There have been two major decisions, over the last one and a half year, which, in turn, led to consolidation in the US distribution supply chain. And in the new scheme of things, as high as 85 per cent of the generic pharma drug purchases is controlled by only three large buying consortiums. In May 2016, Mckesson (Wholesaler) and Walmart (Retailer) signed joint purchasing arrangement while in May-2017 the tie up between Walgreen Boots Alliance Development GmbH (WBAD) and Econdisc Contracting Solutions (Group Purchasing Organisation) came into being. The Mckesson-Walmart tie-up impact on prices has started to reflect in FY2018, though the impact of WBAD-Econdisc is expected to be fully reflected in FY2019 which will further lead to pricing pressure and keep the generic drugs prices down. Consolidation of distribution supply chain has also led to loss of market share in few products for companies on account of aggregation of demand by such purchasing consortiums or lack of economic viability for manufacturers to supply at reduced prices for larger volumes.

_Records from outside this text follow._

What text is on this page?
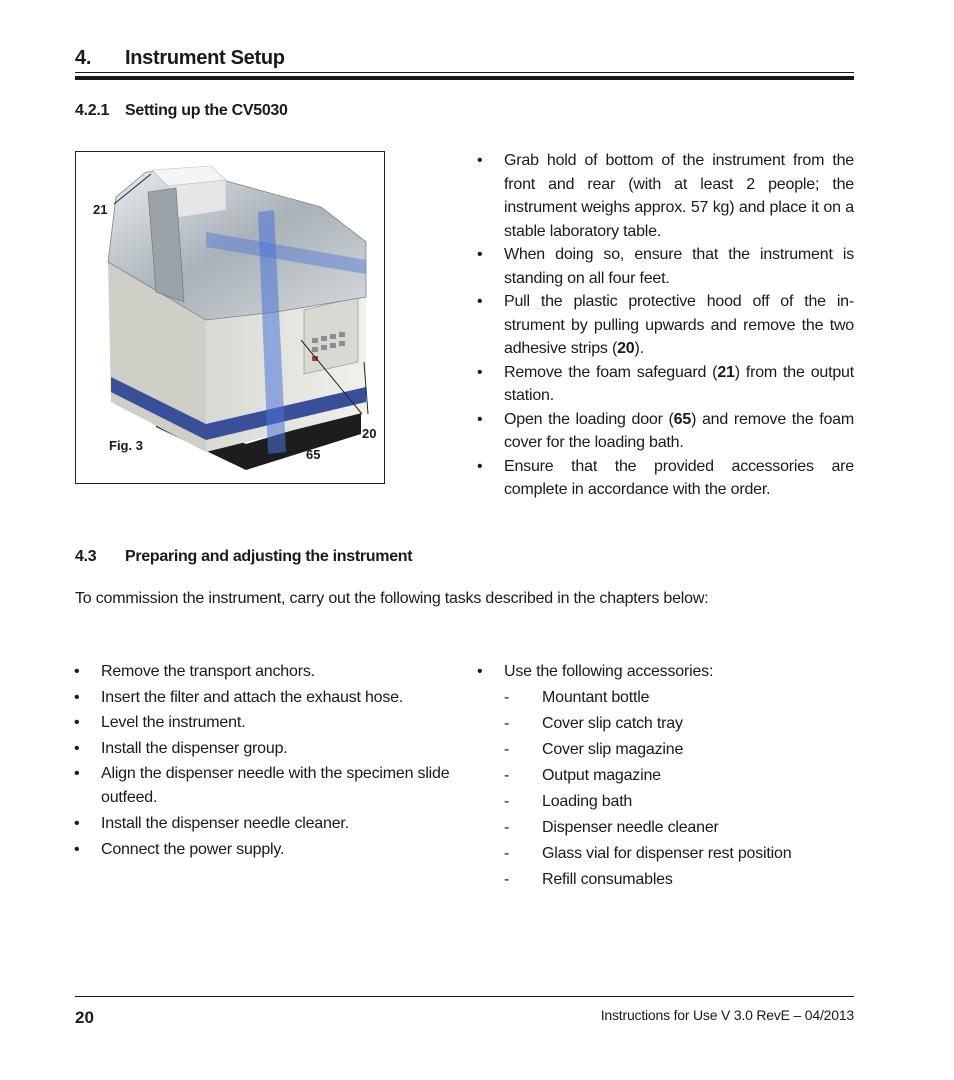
4. Instrument Setup
4.2.1 Setting up the CV5030
21
20
65
Fig. 3
• Grab hold of bottom of the instrument from the front and rear (with at least 2 people; the instrument weighs approx. 57 kg) and place it on a stable laboratory table.
• When doing so, ensure that the instrument is standing on all four feet.
• Pull the plastic protective hood off of the in-strument by pulling upwards and remove the two adhesive strips (20).
• Remove the foam safeguard (21) from the output station.
• Open the loading door (65) and remove the foam cover for the loading bath.
• Ensure that the provided accessories are complete in accordance with the order.
4.3 Preparing and adjusting the instrument
To commission the instrument, carry out the following tasks described in the chapters below:
• Remove the transport anchors.
• Insert the filter and attach the exhaust hose.
• Level the instrument.
• Install the dispenser group.
• Align the dispenser needle with the specimen slide outfeed.
• Install the dispenser needle cleaner.
• Connect the power supply.
• Use the following accessories:
- Mountant bottle
- Cover slip catch tray
- Cover slip magazine
- Output magazine
- Loading bath
- Dispenser needle cleaner
- Glass vial for dispenser rest position
- Refill consumables
20	Instructions for Use V 3.0 RevE – 04/2013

The other key consideration impacting generic prices has been faster ANDAs approval leading to higher competitive intensity. The pace of ANDA approvals by USFDA has improved significantly from 440 in FY2013 (October-September period) to 651 in FY2016 and 763 in FY2017. Compared to FY2013, 73 per cent more ANDAs were approved by USFDA in FY2017 and ICRA expects similar pace of approvals going forward. The increase was a result of implementation of Generic Drug User Fee Act (GDUFA) in October 2012. In addition to GDUFA, USFDA (United States Food and Drug Administration) has taken several other initiatives to increase competition in the market for prescription drugs and facilitate entry of lower-cost alternatives through Drug Competition Action Plan. FDA has also issued guidelines to promote entry of complex generics such as injectables, peptides and metered dose inhalers through conducting product development meetings, pre-submission meetings, mid-review cycle meetings and simplifying the scientific evidence required to show bioequivalence. These steps are likely to reduce regulatory uncertainties, promote higher investments in development of complex generics and faster approvals. While these initiatives will benefit generic players, they are also likely to increase number of generic competition for similar set of molecules.

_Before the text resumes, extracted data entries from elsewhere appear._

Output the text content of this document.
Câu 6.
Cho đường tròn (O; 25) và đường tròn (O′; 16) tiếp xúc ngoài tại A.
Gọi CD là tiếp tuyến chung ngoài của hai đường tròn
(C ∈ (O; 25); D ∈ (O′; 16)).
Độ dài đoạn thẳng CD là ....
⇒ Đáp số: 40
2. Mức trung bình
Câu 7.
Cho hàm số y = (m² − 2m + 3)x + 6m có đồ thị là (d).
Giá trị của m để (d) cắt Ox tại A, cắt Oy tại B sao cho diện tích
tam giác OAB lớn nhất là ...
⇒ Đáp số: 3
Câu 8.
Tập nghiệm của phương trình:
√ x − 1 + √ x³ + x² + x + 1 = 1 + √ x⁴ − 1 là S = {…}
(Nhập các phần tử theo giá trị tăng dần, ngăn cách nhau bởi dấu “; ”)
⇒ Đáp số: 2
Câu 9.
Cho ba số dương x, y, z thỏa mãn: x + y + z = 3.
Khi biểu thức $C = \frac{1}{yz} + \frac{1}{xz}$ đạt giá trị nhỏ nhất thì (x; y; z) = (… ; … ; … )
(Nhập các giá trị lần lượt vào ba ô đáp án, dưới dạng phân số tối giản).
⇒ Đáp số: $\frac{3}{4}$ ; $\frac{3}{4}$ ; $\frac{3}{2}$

Jain of ICRA said, “While ICRA expects the pricing pressure to sustain over the next 12 months, significant reduction in prices will render the US generic business unattractive for many players enabling stabilization and positive price changes in the medium term. Further, Indian companies having pipeline of complex generics will benefit from faster approval cycle and higher margins before other complex generics entry intensify pricing pressure. The sustained pricing pressure is likely to be credit negative for companies which are facing headwinds in the form of regulatory action for manufacturing deficiencies or weak pipeline of ANDAs (including complex generics, first to file opportunities and specialty molecules) inhibiting ability to launch new and profitable drugs to counter such sustained pricing pressure.”